Comme je le disais plus haut, on doit se questionner par rapport à ce qui sera pertinent dans notre matière. Pour ma part, j’enseigne le français et les études sociales. Je crois que les habiletés en lecture et en communication orale prendront la pôle devant les compétences en écriture pour comprendre le monde. 

Je crois aussi que mes élèves auront besoin d’utiliser davantage leur créativité, leur esprit de collaboration, leur pensée critique et toutes les autres compétences transférables. Quelle belle occasion de mettre les apprenants en action. A.J. Juliani mentionne que les “performance task” (saynètes, expériences scientifiques, manipulations, constructions, etc) devraient prendre plus d’importance dans cette nouvelle réalité. 

  1. Réorienter

Un peu comme quand notre GPS rencontre une fermeture de rue imprévue et doit modifier le trajet pour nous amener à destination, l’arrivée de l’I.A. générative nous demande aussi de faire une telle manœuvre. Chaque avancée technologique nous fait remettre en question ce qui doit être enseigné.

Combien d’entre nous sommes capables de calculer une racine carrée sans calculatrice ?

Depuis un moment déjà, les pédagogues utilisent les productions, les conversations et les observations (la triangulation) pour porter un jugement par rapport à l’apprentissage de leurs apprenants. Je crois qu’il est peut-être temps de remettre en question ce modèle. Est-il temps d’accorder un peu moins d’importance aux productions pour laisser plus de place aux conversations et aux observations ? 

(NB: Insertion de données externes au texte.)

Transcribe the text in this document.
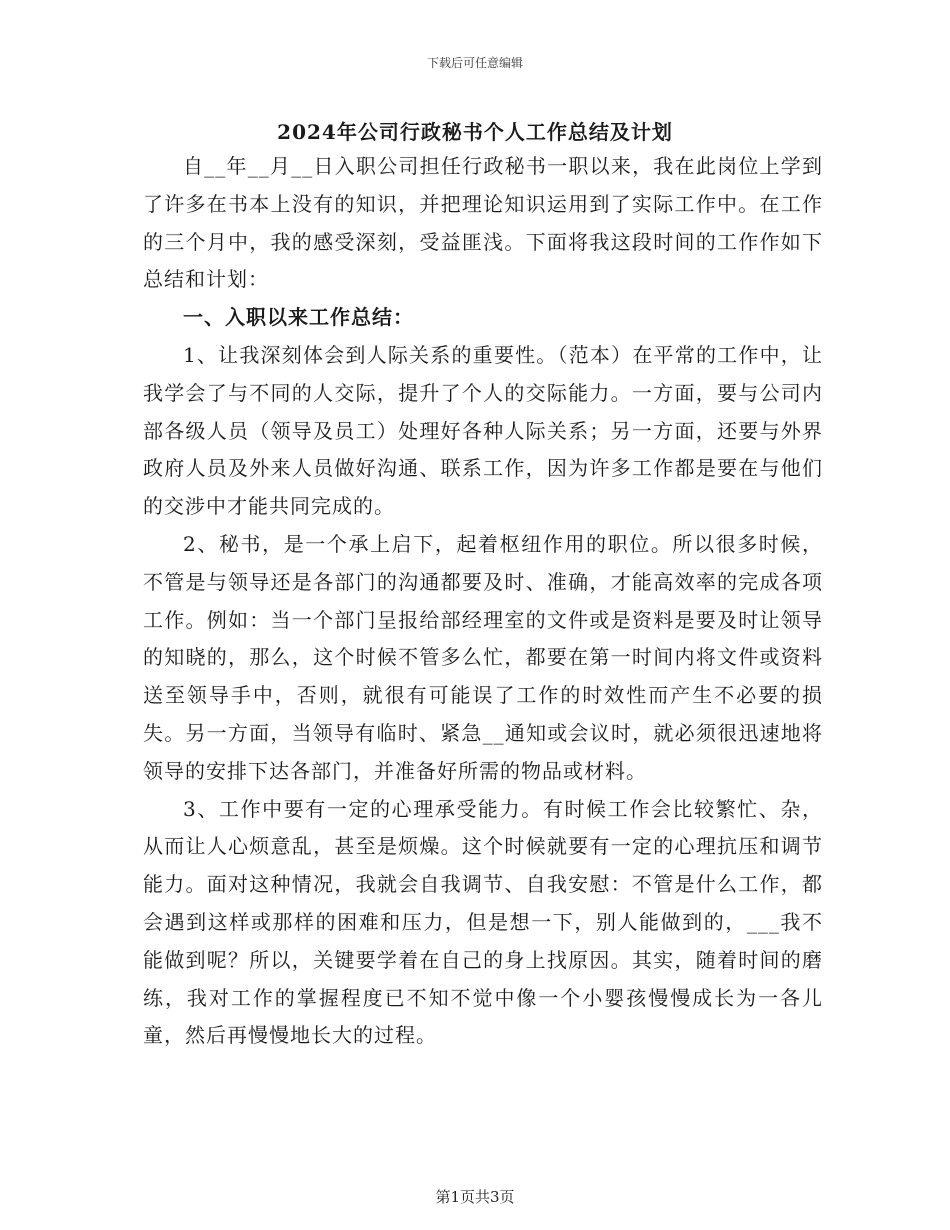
下载后可任意编辑
2024年公司行政秘书个人工作总结及计划

自__年__月__日入职公司担任行政秘书一职以来，我在此岗位上学到了许多在书本上没有的知识，并把理论知识运用到了实际工作中。在工作的三个月中，我的感受深刻，受益匪浅。下面将我这段时间的工作作如下总结和计划：

一、入职以来工作总结：

1、让我深刻体会到人际关系的重要性。（范本）在平常的工作中，让我学会了与不同的人交际，提升了个人的交际能力。一方面，要与公司内部各级人员（领导及员工）处理好各种人际关系；另一方面，还要与外界政府人员及外来人员做好沟通、联系工作，因为许多工作都是要在与他们的交涉中才能共同完成的。

2、秘书，是一个承上启下，起着枢纽作用的职位。所以很多时候，不管是与领导还是各部门的沟通都要及时、准确，才能高效率的完成各项工作。例如：当一个部门呈报给部经理室的文件或是资料是要及时让领导的知晓的，那么，这个时候不管多么忙，都要在第一时间内将文件或资料送至领导手中，否则，就很有可能误了工作的时效性而产生不必要的损失。另一方面，当领导有临时、紧急__通知或会议时，就必须很迅速地将领导的安排下达各部门，并准备好所需的物品或材料。

3、工作中要有一定的心理承受能力。有时候工作会比较繁忙、杂，从而让人心烦意乱，甚至是烦燥。这个时候就要有一定的心理抗压和调节能力。面对这种情况，我就会自我调节、自我安慰：不管是什么工作，都会遇到这样或那样的困难和压力，但是想一下，别人能做到的，___我不能做到呢？所以，关键要学着在自己的身上找原因。其实，随着时间的磨练，我对工作的掌握程度已不知不觉中像一个小婴孩慢慢成长为一各儿童，然后再慢慢地长大的过程。

第1页共3页
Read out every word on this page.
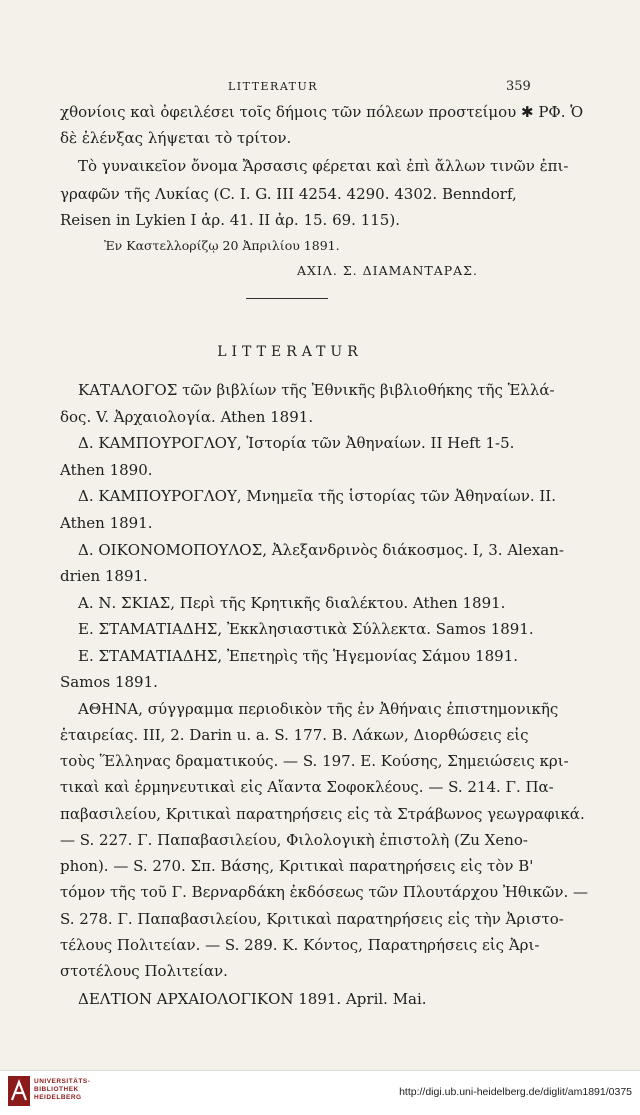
LITTERATUR	359
χθονίοις καὶ ὀφειλέσει τοῖς δήμοις τῶν πόλεων προστείμου ✱ ΡΦ. Ὁ
δὲ ἐλένξας λήψεται τὸ τρίτον.
Τὸ γυναικεῖον ὄνομα Ἄρσασις φέρεται καὶ ἐπὶ ἄλλων τινῶν ἐπι-
γραφῶν τῆς Λυκίας (C. I. G. III 4254. 4290. 4302. Benndorf,
Reisen in Lykien I ἀρ. 41. II ἀρ. 15. 69. 115).
Ἐν Καστελλορίζῳ 20 Ἀπριλίου 1891.
ΑΧΙΛ. Σ. ΔΙΑΜΑΝΤΑΡΑΣ.
LITTERATUR
ΚΑΤΑΛΟΓΟΣ τῶν βιβλίων τῆς Ἐθνικῆς βιβλιοθήκης τῆς Ἑλλά-
δος. V. Ἀρχαιολογία. Athen 1891.
Δ. ΚΑΜΠΟΥΡΟΓΛΟΥ, Ἱστορία τῶν Ἀθηναίων. II Heft 1-5.
Athen 1890.
Δ. ΚΑΜΠΟΥΡΟΓΛΟΥ, Μνημεῖα τῆς ἱστορίας τῶν Ἀθηναίων. II.
Athen 1891.
Δ. ΟΙΚΟΝΟΜΟΠΟΥΛΟΣ, Ἀλεξανδρινὸς διάκοσμος. I, 3. Alexan-
drien 1891.
Α. Ν. ΣΚΙΑΣ, Περὶ τῆς Κρητικῆς διαλέκτου. Athen 1891.
Ε. ΣΤΑΜΑΤΙΑΔΗΣ, Ἐκκλησιαστικὰ Σύλλεκτα. Samos 1891.
Ε. ΣΤΑΜΑΤΙΑΔΗΣ, Ἐπετηρὶς τῆς Ἡγεμονίας Σάμου 1891.
Samos 1891.
ΑΘΗΝΑ, σύγγραμμα περιοδικὸν τῆς ἐν Ἀθήναις ἐπιστημονικῆς
ἑταιρείας. III, 2. Darin u. a. S. 177. Β. Λάκων, Διορθώσεις εἰς
τοὺς Ἕλληνας δραματικούς. — S. 197. Ε. Κούσης, Σημειώσεις κρι-
τικαὶ καὶ ἑρμηνευτικαὶ εἰς Αἴαντα Σοφοκλέους. — S. 214. Γ. Πα-
παβασιλείου, Κριτικαὶ παρατηρήσεις εἰς τὰ Στράβωνος γεωγραφικά.
— S. 227. Γ. Παπαβασιλείου, Φιλολογικὴ ἐπιστολὴ (Zu Xeno-
phon). — S. 270. Σπ. Βάσης, Κριτικαὶ παρατηρήσεις εἰς τὸν Β'
τόμον τῆς τοῦ Γ. Βερναρδάκη ἐκδόσεως τῶν Πλουτάρχου Ἠθικῶν. —
S. 278. Γ. Παπαβασιλείου, Κριτικαὶ παρατηρήσεις εἰς τὴν Ἀριστο-
τέλους Πολιτείαν. — S. 289. Κ. Κόντος, Παρατηρήσεις εἰς Ἀρι-
στοτέλους Πολιτείαν.
ΔΕΛΤΙΟΝ ΑΡΧΑΙΟΛΟΓΙΚΟΝ 1891. April. Mai.
UNIVERSITÄTS-
BIBLIOTHEK
HEIDELBERG	http://digi.ub.uni-heidelberg.de/diglit/am1891/0375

Plus que jamais, je dois me questionner sur le “pourquoi” de ce que j’enseigne. Auparavant, la remise d’un travail de qualité par mes élèves était garant d’un apprentissage concret. Aujourd’hui, avec l’I.A., l’élève peut remettre une production de qualité sans avoir appris. Comment alors vérifier qu’il y a belle et bien eu un apprentissage ? C’est ici que les conversations et les observations prennent leur importance.

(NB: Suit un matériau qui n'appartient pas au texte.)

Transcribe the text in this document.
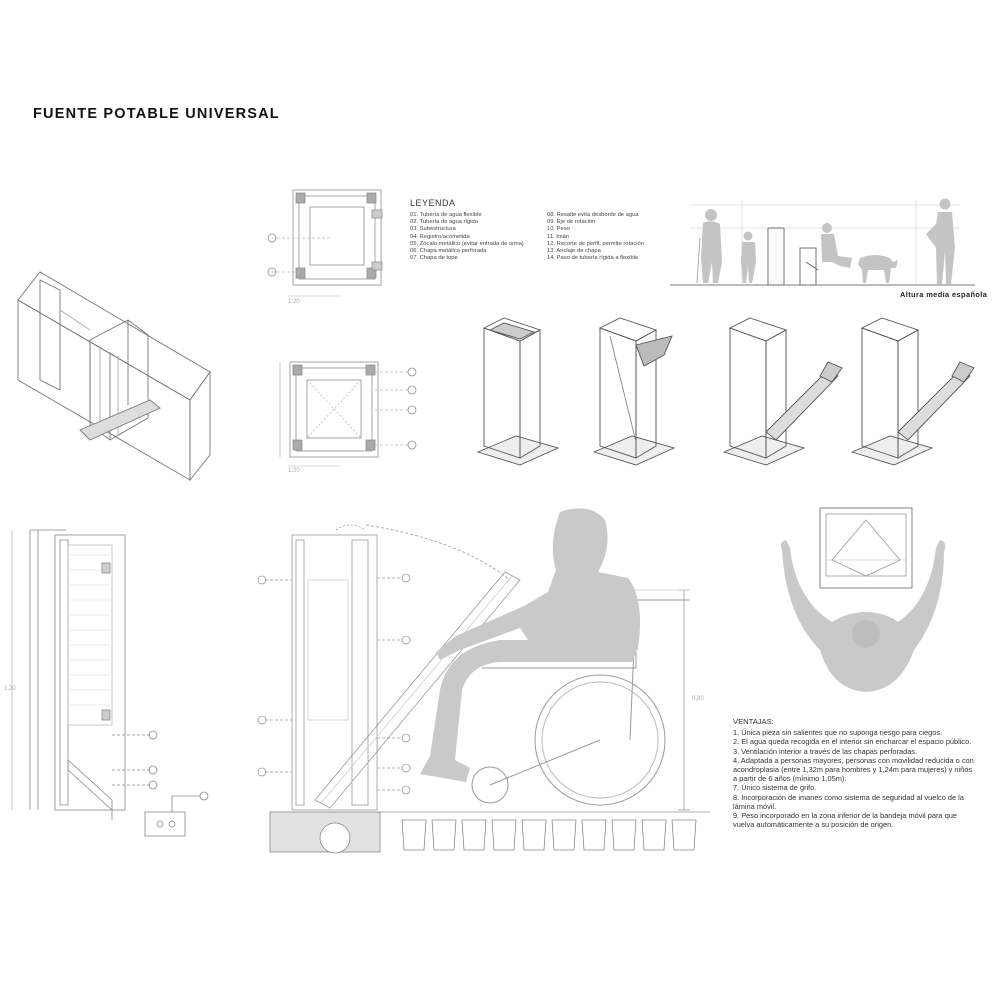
FUENTE POTABLE UNIVERSAL
LEYENDA
01. Tubería de agua flexible
02. Tubería de agua rígida
03. Subestructura
04. Registro/acometida
05. Zócalo metálico (evitar entrada de orina)
06. Chapa metálica perforada
07. Chapa de tope
08. Resalte evita desborde de agua
09. Eje de rotación
10. Peso
11. Imán
12. Recorte de perfil, permite rotación
13. Anclaje de chapa
14. Paso de tubería rígida a flexible
1:20
1:20
1,20
0,80
Altura media española
VENTAJAS:
1. Única pieza sin salientes que no suponga riesgo para ciegos.
2. El agua queda recogida en el interior sin encharcar el espacio público.
3. Ventilación interior a través de las chapas perforadas.
4. Adaptada a personas mayores, personas con movilidad reducida o con acondroplasia (entre 1,32m para hombres y 1,24m para mujeres) y niños a partir de 6 años (mínimo 1,05m).
7. Único sistema de grifo.
8. Incorporación de imanes como sistema de seguridad al vuelco de la lámina móvil.
9. Peso incorporado en la zona inferior de la bandeja móvil para que vuelva automáticamente a su posición de origen.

Et si l’apprentissage passait davantage par le processus que par le résultat final. Sans faire disparaître les productions, celles-ci devront prendre des formes différentes (voir A.J. Juliani ci-haut). 

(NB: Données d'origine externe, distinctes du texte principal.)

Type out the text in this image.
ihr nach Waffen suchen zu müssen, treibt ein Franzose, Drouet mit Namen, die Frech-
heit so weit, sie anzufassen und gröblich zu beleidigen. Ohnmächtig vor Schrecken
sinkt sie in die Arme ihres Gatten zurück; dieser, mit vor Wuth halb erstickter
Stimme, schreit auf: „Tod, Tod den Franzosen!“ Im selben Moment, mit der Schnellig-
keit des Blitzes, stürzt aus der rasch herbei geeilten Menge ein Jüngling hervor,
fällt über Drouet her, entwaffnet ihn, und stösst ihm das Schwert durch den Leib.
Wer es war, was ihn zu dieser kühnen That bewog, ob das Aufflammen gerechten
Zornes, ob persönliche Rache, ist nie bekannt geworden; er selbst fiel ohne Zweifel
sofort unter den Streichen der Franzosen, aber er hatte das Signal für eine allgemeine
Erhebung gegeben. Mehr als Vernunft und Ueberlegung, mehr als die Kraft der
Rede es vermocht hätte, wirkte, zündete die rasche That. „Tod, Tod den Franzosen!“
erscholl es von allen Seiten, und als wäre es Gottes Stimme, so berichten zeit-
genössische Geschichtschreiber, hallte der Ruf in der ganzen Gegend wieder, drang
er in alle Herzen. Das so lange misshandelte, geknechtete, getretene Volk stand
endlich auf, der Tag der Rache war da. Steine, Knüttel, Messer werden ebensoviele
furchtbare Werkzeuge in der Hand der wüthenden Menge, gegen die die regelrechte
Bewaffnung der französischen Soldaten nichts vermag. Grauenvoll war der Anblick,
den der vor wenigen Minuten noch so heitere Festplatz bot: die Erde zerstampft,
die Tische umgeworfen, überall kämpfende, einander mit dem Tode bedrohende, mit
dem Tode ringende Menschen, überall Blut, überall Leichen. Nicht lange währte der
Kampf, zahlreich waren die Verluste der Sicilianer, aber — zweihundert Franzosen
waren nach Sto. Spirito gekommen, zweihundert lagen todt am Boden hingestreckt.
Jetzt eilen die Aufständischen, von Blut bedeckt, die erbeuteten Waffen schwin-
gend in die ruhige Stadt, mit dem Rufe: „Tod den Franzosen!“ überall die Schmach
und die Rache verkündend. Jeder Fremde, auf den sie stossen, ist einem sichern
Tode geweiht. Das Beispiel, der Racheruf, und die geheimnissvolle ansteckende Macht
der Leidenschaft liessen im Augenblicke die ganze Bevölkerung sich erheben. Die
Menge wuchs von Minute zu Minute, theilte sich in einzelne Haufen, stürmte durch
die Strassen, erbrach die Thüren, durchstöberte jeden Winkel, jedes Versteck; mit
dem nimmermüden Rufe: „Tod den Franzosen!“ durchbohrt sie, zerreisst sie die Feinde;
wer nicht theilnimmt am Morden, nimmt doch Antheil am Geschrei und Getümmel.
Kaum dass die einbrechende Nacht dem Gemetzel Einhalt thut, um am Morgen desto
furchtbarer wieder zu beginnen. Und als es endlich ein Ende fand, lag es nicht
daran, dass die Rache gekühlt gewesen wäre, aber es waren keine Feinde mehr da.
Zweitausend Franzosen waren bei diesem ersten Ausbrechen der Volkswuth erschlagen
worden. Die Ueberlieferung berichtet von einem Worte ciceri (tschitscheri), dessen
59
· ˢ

Et nos collègues dans tout ça ?

Pour la plupart d’entre vous, ce virage s’effectuera relativement bien. Qu’en est-il de l’illectronisme de certains collègues, ceux qui sont affligés d’un illettrisme numérique ? Ils n’ont pas la capacité d’éduquer, d’ajuster ou de réorienter pour la simple raison qu’ils ne savent pas comment. Il est malheureusement encore commun d’avoir des enseignants qui sont incapable de partager un Google doc.

Nous devons les appuyer, les aider, les inclure dans nos conversations, faire en sorte que le plus de monde possible dans nos milieux fassent partie de la solution. 

Chaque fois qu’une technologie d’importance surgit, elle laisse derrière elle des personnes qui refusent et/ou qui sont incapables de l’adopter. Le fossé technologique a été mis en évidence lors de la pandémie, et l’arrivée de l’I.A. ne fera rien pour réduire cet écart. 

Bien sûr, il est encore possible de faire apprendre ses élèves avec un minimum de techno. Mais la technologie est un accélérateur à l’apprentissage. L’arrivée de l’I.A. en éducation vient mettre des moteurs à réaction à un planeur.

Pensez aux bienfaits pour les élèves ayant des besoins particuliers: on peut en quelques secondes utiliser l’I.A. pour générer des textes à leur niveau et selon leurs intérêts. 

Bref, il ne faudrait surtout pas que l’I.A. vienne créer un clivage dans la qualité de l’enseignement offert aux élèves. Ne pas utiliser le plein potentiel de l’I.A. en éducation serait comme piloter un avion sans utiliser les outils technologiques mis à sa disposition. 

Ça ne volera pas haut!

(Ce texte n’a pas été rédigé par une IA 😉 )

Ressources et inspirations

2 réflexions sur “L’illectronisme: comment un illettré peut-il enseigner ?”

  1. Salut Alexandre,

    Entièrement d’accord avec toi. C’est un outil puissant, mais qui requiert des connaissances de bases au minimum pour évaluer les réponses qu’ils nous donnent. Sans quoi, les usagers ne feront que créer des faux positifs…

    Processus, conversations et observations du processus en marche.